Some journeys take you farther from where you started, closer to where you come from. Stepping off the ferry at Ellis Island, a thousand miles from home under soft skies, time and space had compressed. A thousand footsore people spilled down the heaving gangway, yearning to breathe free on dry land and speaking what seemed like a thousand different tongues. We'd already paid for passage, but most had come for Liberty, and the stop at Ellis Island was simply part of the price of admission.
It was already late in the day when we arrived. Light slanted through the enormous windows in the great hall. Over more than 60 years -- from 1892 to 1924 -- some 20 million immigrants passed through this room, this gateway to a new world, a new life. Among them was my grandfather.
On October 17, 1911, Pietro Franscella arrived on the steamer Niagara from Le Havre in northern France. He was 17, alone, having traveled from his small village in the Italian-Swiss Alps to come to America, perhaps giving his philandering father Paolo a convenient scapegoat for a young neighbor's pregnancy. He had $25 in his pocket, mostly to pay for a train ticket to Colorado Springs, where some of his mother's family lived. When the American clerk asked him his trade, he said he was a farm laborer, as so many did, but he didn't want to work in the fields. No, he told the clerk, he was not an anarchist. No, he was not a polygamist. Yes, he had a sponsor, his mother's brother in Brooklyn who'd promised to meet him at the "kissing gate."
I found a copy of the ship's manifest in one of the Ellis Island computer archives. At first, his name didn't come up and I presumed he'd been lost to pen-and-ink American bureaucracy. He'd always told the story of how he'd become an American from the start, dropping the Italian "a" from Franscella, and transforming Giuseppe Pietro Franscella to the name on my grandfather's mailbox: Joseph Peter Franscell. But a Park Service clerk peering over my shoulder suggested a couple tricky clicks, and there he was, officially and forever. He'd given only his middle name, and there was that ancient "a," proud as hell.

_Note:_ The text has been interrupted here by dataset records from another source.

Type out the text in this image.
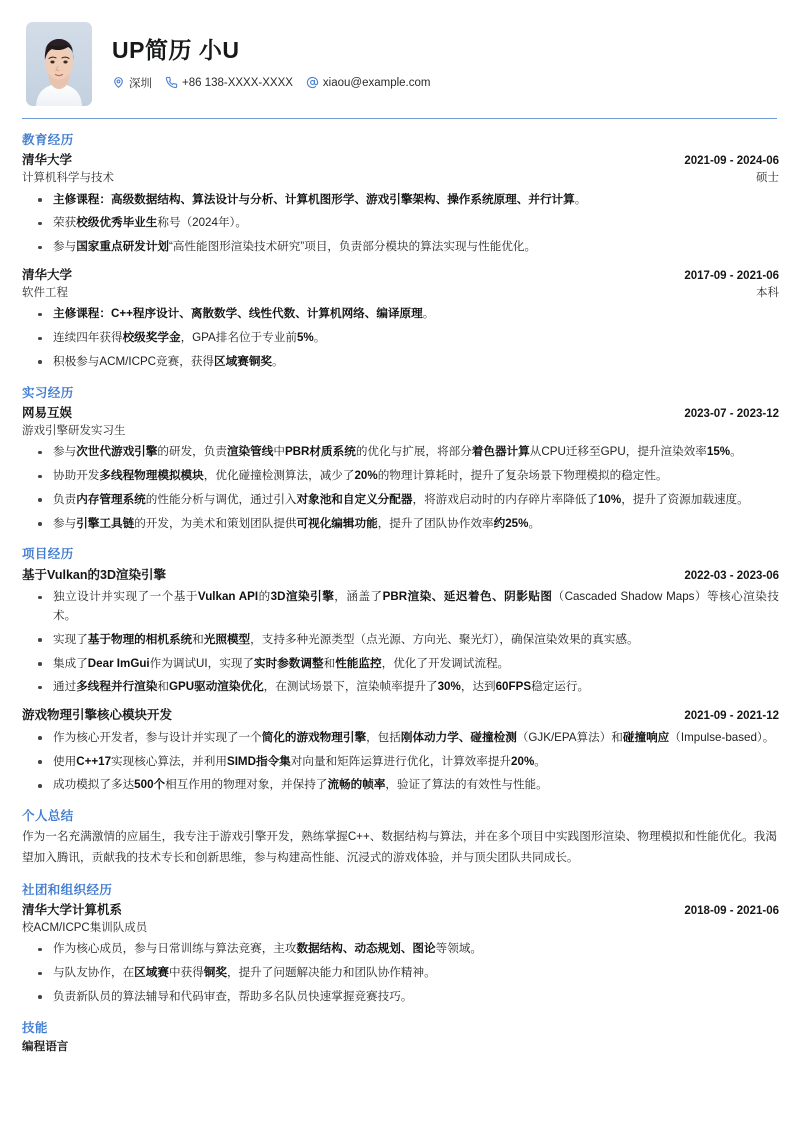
UP简历 小U
深圳	+86 138-XXXX-XXXX	xiaou@example.com
教育经历
清华大学	2021-09 - 2024-06
计算机科学与技术	硕士
主修课程：高级数据结构、算法设计与分析、计算机图形学、游戏引擎架构、操作系统原理、并行计算。
荣获校级优秀毕业生称号（2024年）。
参与国家重点研发计划“高性能图形渲染技术研究”项目，负责部分模块的算法实现与性能优化。
清华大学	2017-09 - 2021-06
软件工程	本科
主修课程：C++程序设计、离散数学、线性代数、计算机网络、编译原理。
连续四年获得校级奖学金，GPA排名位于专业前5%。
积极参与ACM/ICPC竞赛，获得区域赛铜奖。
实习经历
网易互娱	2023-07 - 2023-12
游戏引擎研发实习生
参与次世代游戏引擎的研发，负责渲染管线中PBR材质系统的优化与扩展，将部分着色器计算从CPU迁移至GPU，提升渲染效率15%。
协助开发多线程物理模拟模块，优化碰撞检测算法，减少了20%的物理计算耗时，提升了复杂场景下物理模拟的稳定性。
负责内存管理系统的性能分析与调优，通过引入对象池和自定义分配器，将游戏启动时的内存碎片率降低了10%，提升了资源加载速度。
参与引擎工具链的开发，为美术和策划团队提供可视化编辑功能，提升了团队协作效率约25%。
项目经历
基于Vulkan的3D渲染引擎	2022-03 - 2023-06
独立设计并实现了一个基于Vulkan API的3D渲染引擎，涵盖了PBR渲染、延迟着色、阴影贴图（Cascaded Shadow Maps）等核心渲染技术。
实现了基于物理的相机系统和光照模型，支持多种光源类型（点光源、方向光、聚光灯），确保渲染效果的真实感。
集成了Dear ImGui作为调试UI，实现了实时参数调整和性能监控，优化了开发调试流程。
通过多线程并行渲染和GPU驱动渲染优化，在测试场景下，渲染帧率提升了30%，达到60FPS稳定运行。
游戏物理引擎核心模块开发	2021-09 - 2021-12
作为核心开发者，参与设计并实现了一个简化的游戏物理引擎，包括刚体动力学、碰撞检测（GJK/EPA算法）和碰撞响应（Impulse-based）。
使用C++17实现核心算法，并利用SIMD指令集对向量和矩阵运算进行优化，计算效率提升20%。
成功模拟了多达500个相互作用的物理对象，并保持了流畅的帧率，验证了算法的有效性与性能。
个人总结
作为一名充满激情的应届生，我专注于游戏引擎开发，熟练掌握C++、数据结构与算法，并在多个项目中实践图形渲染、物理模拟和性能优化。我渴望加入腾讯，贡献我的技术专长和创新思维，参与构建高性能、沉浸式的游戏体验，并与顶尖团队共同成长。
社团和组织经历
清华大学计算机系	2018-09 - 2021-06
校ACM/ICPC集训队成员
作为核心成员，参与日常训练与算法竞赛，主攻数据结构、动态规划、图论等领域。
与队友协作，在区域赛中获得铜奖，提升了问题解决能力和团队协作精神。
负责新队员的算法辅导和代码审查，帮助多名队员快速掌握竞赛技巧。
技能
编程语言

I paid for a laser-copy of the ship's manifest, and went out into the Registry Hall, where he'd likely waited for hours -- maybe longer -- with other immigrants to be examined and questioned, perhaps detained further, perhaps sent away. I sat on one of the old benches, my legs thick and exhausted from a day standing in lines, holding my balance aboard the boat, going halfway up every wrong block, standing in more lines, finding something to eat, and following a thousand people wherever they were going. The light had sunken further, and I wondered: When did they stop being tired? Was it when they set foot on the mainland? Was it when they stepped into the first street where they heard a language they recognized? Or did they never stop working to earn what they'd won?

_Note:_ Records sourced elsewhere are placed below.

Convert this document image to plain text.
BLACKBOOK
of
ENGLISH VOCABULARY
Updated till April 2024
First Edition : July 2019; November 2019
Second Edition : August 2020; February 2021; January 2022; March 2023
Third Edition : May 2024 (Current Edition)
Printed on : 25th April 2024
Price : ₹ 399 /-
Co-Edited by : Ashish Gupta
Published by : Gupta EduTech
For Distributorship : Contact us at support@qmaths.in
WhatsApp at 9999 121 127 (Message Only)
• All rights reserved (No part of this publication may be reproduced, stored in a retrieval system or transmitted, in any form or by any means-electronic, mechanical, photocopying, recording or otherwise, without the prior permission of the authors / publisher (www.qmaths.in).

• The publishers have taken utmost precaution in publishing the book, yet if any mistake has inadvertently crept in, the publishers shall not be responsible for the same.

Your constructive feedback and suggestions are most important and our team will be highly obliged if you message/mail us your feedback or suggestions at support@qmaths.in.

Later, I wandered into a small exhibit in what was once the infirmary and looked at the things they'd carried: Wedding dresses, china, sewing machines, shawls, photographs, holy books. But they brought more, like the strange musical instruments of faraway places, porcelain figurines, even hand-painted Easter eggs. And again, I wondered: If I were a 17-year-old kid leaving home, what would I have taken? What did he take?

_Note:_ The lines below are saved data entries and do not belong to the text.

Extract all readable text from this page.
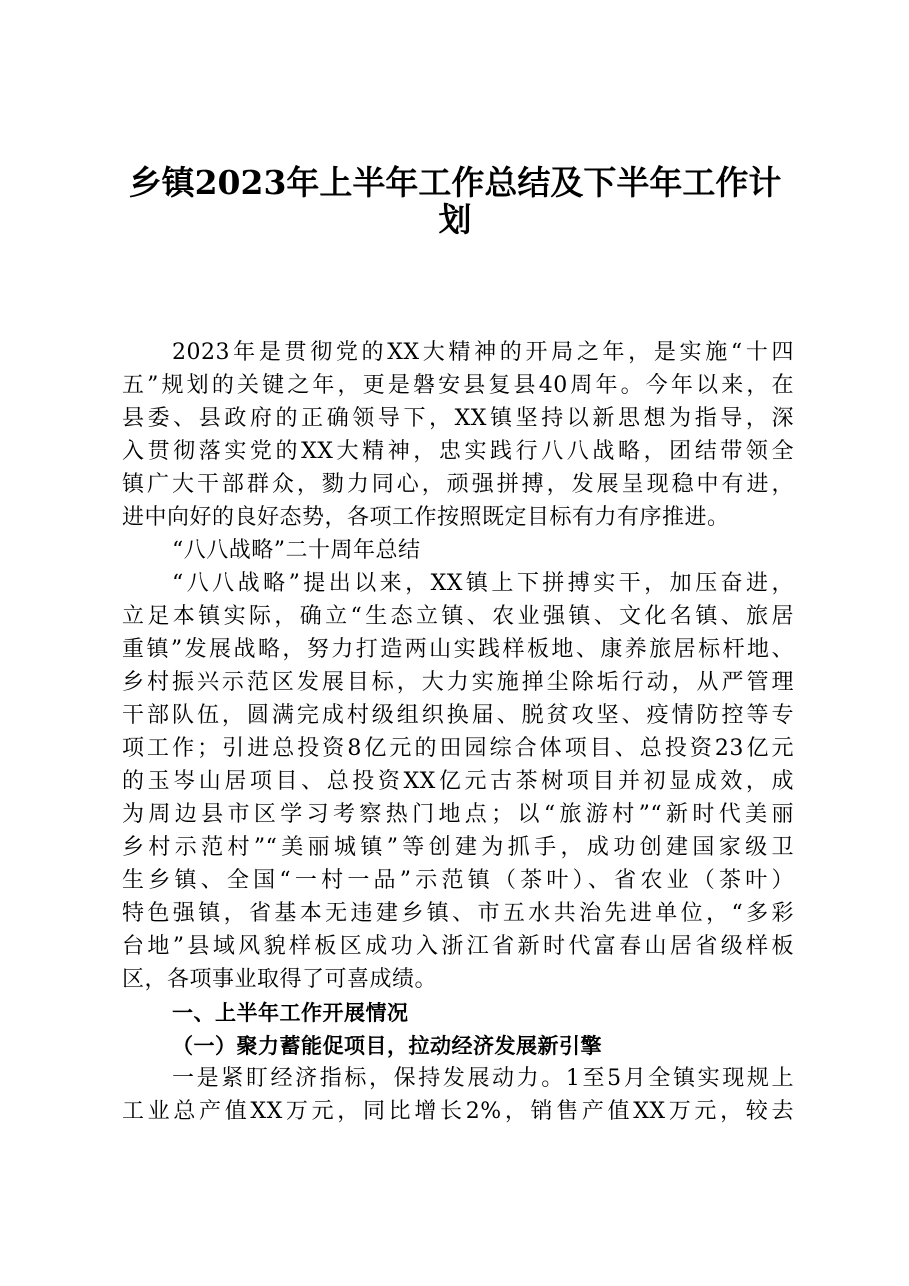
乡镇2023年上半年工作总结及下半年工作计
划

2023年是贯彻党的XX大精神的开局之年，是实施“十四

五”规划的关键之年，更是磐安县复县40周年。今年以来，在

县委、县政府的正确领导下，XX镇坚持以新思想为指导，深

入贯彻落实党的XX大精神，忠实践行八八战略，团结带领全

镇广大干部群众，勠力同心，顽强拼搏，发展呈现稳中有进，

进中向好的良好态势，各项工作按照既定目标有力有序推进。

“八八战略”二十周年总结

“八八战略”提出以来，XX镇上下拼搏实干，加压奋进，

立足本镇实际，确立“生态立镇、农业强镇、文化名镇、旅居

重镇”发展战略，努力打造两山实践样板地、康养旅居标杆地、

乡村振兴示范区发展目标，大力实施掸尘除垢行动，从严管理

干部队伍，圆满完成村级组织换届、脱贫攻坚、疫情防控等专

项工作；引进总投资8亿元的田园综合体项目、总投资23亿元

的玉岑山居项目、总投资XX亿元古茶树项目并初显成效，成

为周边县市区学习考察热门地点；以“旅游村”“新时代美丽

乡村示范村”“美丽城镇”等创建为抓手，成功创建国家级卫

生乡镇、全国“一村一品”示范镇（茶叶）、省农业（茶叶）

特色强镇，省基本无违建乡镇、市五水共治先进单位，“多彩

台地”县域风貌样板区成功入浙江省新时代富春山居省级样板

区，各项事业取得了可喜成绩。

一、上半年工作开展情况

（一）聚力蓄能促项目，拉动经济发展新引擎

一是紧盯经济指标，保持发展动力。1至5月全镇实现规上

工业总产值XX万元，同比增长2%，销售产值XX万元，较去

I can only imagine the difficulties of his journey. For me, interpreting the babble of a subway map, unscrambling the train codes, turning a dollar bill into a metro card, and screwing up the courage to dive into rush-hour's human torrent for a simple ride Uptown -- my first -- was a simultaneously vexing and invigorating adventure. I take the wrong train, it costs me, at worst, two bucks to turn around. He came much farther, and there was no going back.
My grandfather died in 1985 at age 90. He ended with far more than he brought, including three sons of his own. In 1911, he'd come West from New York, met my grandmother in Colorado, pressed farther to San Francisco and later Los Angeles, where he was a chef in a fancy Hollywood hotel and bought little parcels of land here and there. He taught me to fish in the streams of the High Sierras and cooked every meal that was ever served in his house. And although he'd long ago dropped the vowels and the names that marked him, he never lost the rich Italian accent, and thank God for that. It's the voice I hear in my dreams of him.
He never spoke of New York City to me. But he was here, however briefly. New York was the gateway to his new life. And a good, long life it was. I have spent only one day here understanding my grandfather's journey, which has now lasted 95 years. It was worth the trip because some journeys take you farther from where you started, closer to where you come from.